Monday, November 4, 2013

A Plain Disappearance, by Amanda Flower

On her first date with Timothy Troyer, Chloe Humphrey couldn’t be happier. A beautiful place, a romantic setting, soft snow, a sweet gift, and… a dead girl? And not just any girl: she’s a beautiful Amish teenager. Chloe is, once again, in the middle of a mystery: was she murdered? If she was murdered, by whom? How? Why? And when the evidence starts to point towards Timothy’s friend, Billy Thorpe, he joins forces with Chloe to try to prove his friend’s innocence. But Billy is nowhere to be found and when they discover that he is not who he says he is and that he is far more dangerous than he has let on, Chloe and Timothy set out to find him to confront him and bring him to justice, or prove his innocence.

This is a very entertaining book; a very light read with really well developed characters that make the book fun and interesting. Chloe is bright, bold and a risk taker. Her roommate (and Timothy’s sister) Becky is vivacious, fun but conflicted. Chief Rose is very unique in her own way, tough, brash and strong. Tanisha, Chloe’s best friend, is funny and smart. Grandpa Zook (Timothy’s grandfather) is a wonderfully colorful character, as well as most of the family. Chloe as the lead and these secondary characters make the series and this book in particular a great read.

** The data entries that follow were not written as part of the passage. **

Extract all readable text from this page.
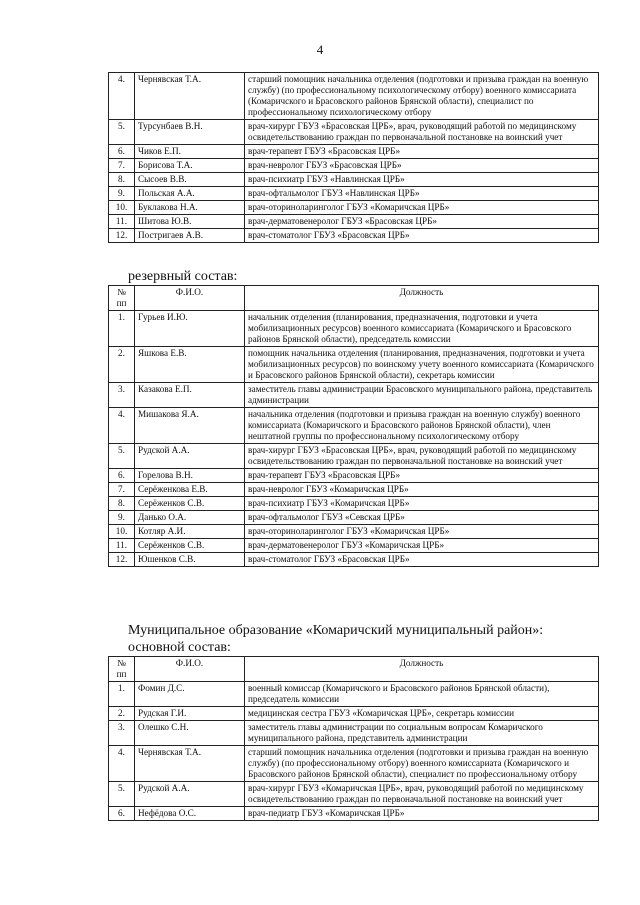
4
4.	Чернявская Т.А.	старший помощник начальника отделения (подготовки и призыва граждан на военную службу) (по профессиональному психологическому отбору) военного комиссариата (Комаричского и Брасовского районов Брянской области), специалист по профессиональному психологическому отбору
5.	Турсунбаев В.Н.	врач-хирург ГБУЗ «Брасовская ЦРБ», врач, руководящий работой по медицинскому освидетельствованию граждан по первоначальной постановке на воинский учет
6.	Чиков Е.П.	врач-терапевт ГБУЗ «Брасовская ЦРБ»
7.	Борисова Т.А.	врач-невролог ГБУЗ «Брасовская ЦРБ»
8.	Сысоев В.В.	врач-психиатр ГБУЗ «Навлинская ЦРБ»
9.	Польская А.А.	врач-офтальмолог ГБУЗ «Навлинская ЦРБ»
10.	Буклакова Н.А.	врач-оториноларинголог ГБУЗ «Комаричская ЦРБ»
11.	Шитова Ю.В.	врач-дерматовенеролог ГБУЗ «Брасовская ЦРБ»
12.	Постригаев А.В.	врач-стоматолог ГБУЗ «Брасовская ЦРБ»
резервный состав:
№ пп	Ф.И.О.	Должность
1.	Гурьев И.Ю.	начальник отделения (планирования, предназначения, подготовки и учета мобилизационных ресурсов) военного комиссариата (Комаричского и Брасовского районов Брянской области), председатель комиссии
2.	Яшкова Е.В.	помощник начальника отделения (планирования, предназначения, подготовки и учета мобилизационных ресурсов) по воинскому учету военного комиссариата (Комаричского и Брасовского районов Брянской области), секретарь комиссии
3.	Казакова Е.П.	заместитель главы администрации Брасовского муниципального района, представитель администрации
4.	Мишакова Я.А.	начальника отделения (подготовки и призыва граждан на военную службу) военного комиссариата (Комаричского и Брасовского районов Брянской области), член нештатной группы по профессиональному психологическому отбору
5.	Рудской А.А.	врач-хирург ГБУЗ «Брасовская ЦРБ», врач, руководящий работой по медицинскому освидетельствованию граждан по первоначальной постановке на воинский учет
6.	Горелова В.Н.	врач-терапевт ГБУЗ «Брасовская ЦРБ»
7.	Серёженкова Е.В.	врач-невролог ГБУЗ «Комаричская ЦРБ»
8.	Серёженков С.В.	врач-психиатр ГБУЗ «Комаричская ЦРБ»
9.	Данько О.А.	врач-офтальмолог ГБУЗ «Севская ЦРБ»
10.	Котляр А.И.	врач-оториноларинголог ГБУЗ «Комаричская ЦРБ»
11.	Серёженков С.В.	врач-дерматовенеролог ГБУЗ «Комаричская ЦРБ»
12.	Юшенков С.В.	врач-стоматолог ГБУЗ «Брасовская ЦРБ»
Муниципальное образование «Комаричский муниципальный район»:
основной состав:
№ пп	Ф.И.О.	Должность
1.	Фомин Д.С.	военный комиссар (Комаричского и Брасовского районов Брянской области), председатель комиссии
2.	Рудская Г.И.	медицинская сестра ГБУЗ «Комаричская ЦРБ», секретарь комиссии
3.	Олешко С.Н.	заместитель главы администрации по социальным вопросам Комаричского муниципального района, представитель администрации
4.	Чернявская Т.А.	старший помощник начальника отделения (подготовки и призыва граждан на военную службу) (по профессиональному отбору) военного комиссариата (Комаричского и Брасовского районов Брянской области), специалист по профессиональному отбору
5.	Рудской А.А.	врач-хирург ГБУЗ «Комаричская ЦРБ», врач, руководящий работой по медицинскому освидетельствованию граждан по первоначальной постановке на воинский учет
6.	Нефёдова О.С.	врач-педиатр ГБУЗ «Комаричская ЦРБ»
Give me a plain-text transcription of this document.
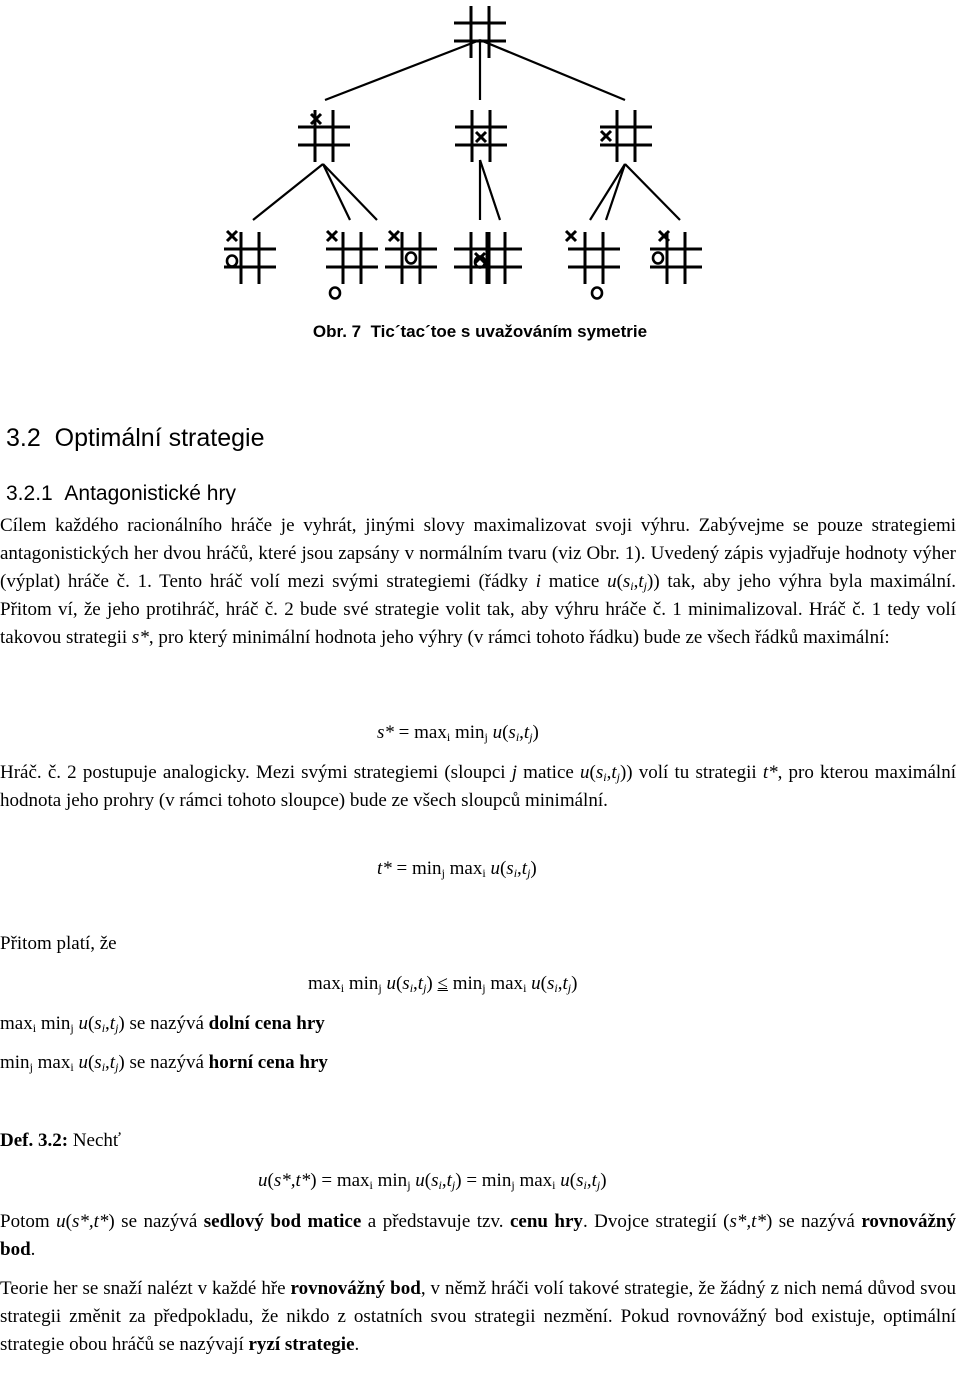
Obr. 7 Tic´tac´toe s uvažováním symetrie
3.2 Optimální strategie
3.2.1 Antagonistické hry
Cílem každého racionálního hráče je vyhrát, jinými slovy maximalizovat svoji výhru. Zabývejme se pouze strategiemi antagonistických her dvou hráčů, které jsou zapsány v normálním tvaru (viz Obr. 1). Uvedený zápis vyjadřuje hodnoty výher (výplat) hráče č. 1. Tento hráč volí mezi svými strategiemi (řádky i matice $u(s_i,t_j)$) tak, aby jeho výhra byla maximální. Přitom ví, že jeho protihráč, hráč č. 2 bude své strategie volit tak, aby výhru hráče č. 1 minimalizoval. Hráč č. 1 tedy volí takovou strategii s*, pro který minimální hodnota jeho výhry (v rámci tohoto řádku) bude ze všech řádků maximální:
$s* = \max_i \min_j u(s_i,t_j)$
Hráč. č. 2 postupuje analogicky. Mezi svými strategiemi (sloupci j matice $u(s_i,t_j)$) volí tu strategii t*, pro kterou maximální hodnota jeho prohry (v rámci tohoto sloupce) bude ze všech sloupců minimální.
$t* = \min_j \max_i u(s_i,t_j)$
Přitom platí, že
$\max_i \min_j u(s_i,t_j) \le \min_j \max_i u(s_i,t_j)$
$\max_i \min_j u(s_i,t_j)$ se nazývá dolní cena hry
$\min_j \max_i u(s_i,t_j)$ se nazývá horní cena hry
Def. 3.2: Nechť
$u(s*,t*) = \max_i \min_j u(s_i,t_j) = \min_j \max_i u(s_i,t_j)$
Potom u(s*,t*) se nazývá sedlový bod matice a představuje tzv. cenu hry. Dvojce strategií (s*,t*) se nazývá rovnovážný bod.
Teorie her se snaží nalézt v každé hře rovnovážný bod, v němž hráči volí takové strategie, že žádný z nich nemá důvod svou strategii změnit za předpokladu, že nikdo z ostatních svou strategii nezmění. Pokud rovnovážný bod existuje, optimální strategie obou hráčů se nazývají ryzí strategie.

However, Timothy, the male lead, stands in contrast with the rest: he is calmer, a little bit of a pushover and somewhat bland. He is very romantic and sweet, but with so many interesting characters in the book, Timothy stands apart lacking the depth and intriguing factor that the rest have. Even the troublemaker, Brock, who in the past and along with his best friend has made Chloe’s and Becky’s life miserable, has a great side story that was a nice, unexpected twist in the story.

As well as in the first two books of this series, we have a murder and Chloe in the right place at the right time for the murder’s discovery. The way the author writes, the mystery is always fun to unravel and intriguing. It does have some slight suspense, but this is not a book that will keep you on the edge of your seat. However, that does not take away from the book and your enjoyment of it. The fact that the action develops too slowly is what can frustrate you. Since it is a simple murder mystery, with a couple of red herrings, a few side stories are to be expected and welcomed. And here we have a very endearing one, very unexpected and surprisingly sweet showing God’s mercy in using us to impact others with our example even with the people we least expect it. That side story alone is worth reading through parts that just seem to drag the main story. But, even though some of the narration reads as if the author was just trying to lengthen the story, no side story here is a filler. Each one complements the main story nicely.

Also nice, at least in the beginning, is the romance between Chloe and Timothy and the charming attraction between Becky and Aaron. It is very evident that Timothy is very much in love with Chloe, and he is so sweet to her. But that relationship has been developing since the first book and by now it’s just moving painfully slow. The attraction between Becky and Aaron, Timothy’s best friend, is much more interesting and would make a great main story for another book.

Although the author follows the same line as before, casting a dark shadow over some Amish characters, this time around the Amish are presented in a better, more flattering light. It is not common to find an author willing to explore the unfriendly side of the Amish, at least not to the extend author Amanda Flower has, so it is a different, interesting take.

This is the third book in the Appleseed Creek Mystery series, and it is pretty evident, but it can be read alone. However, I would highly recommend to read them all and in order, not only because they are quite good, but also because the reader can best appreciate the characters’ growth and development that way.

'A Plain Disappearance' is a very enjoyable murder mystery, with a very nice message of God’s work in us and through us.

3.5 stars out of 5

*I received a copy of this book from B&H Books through NetGalley in exchange of an honest review.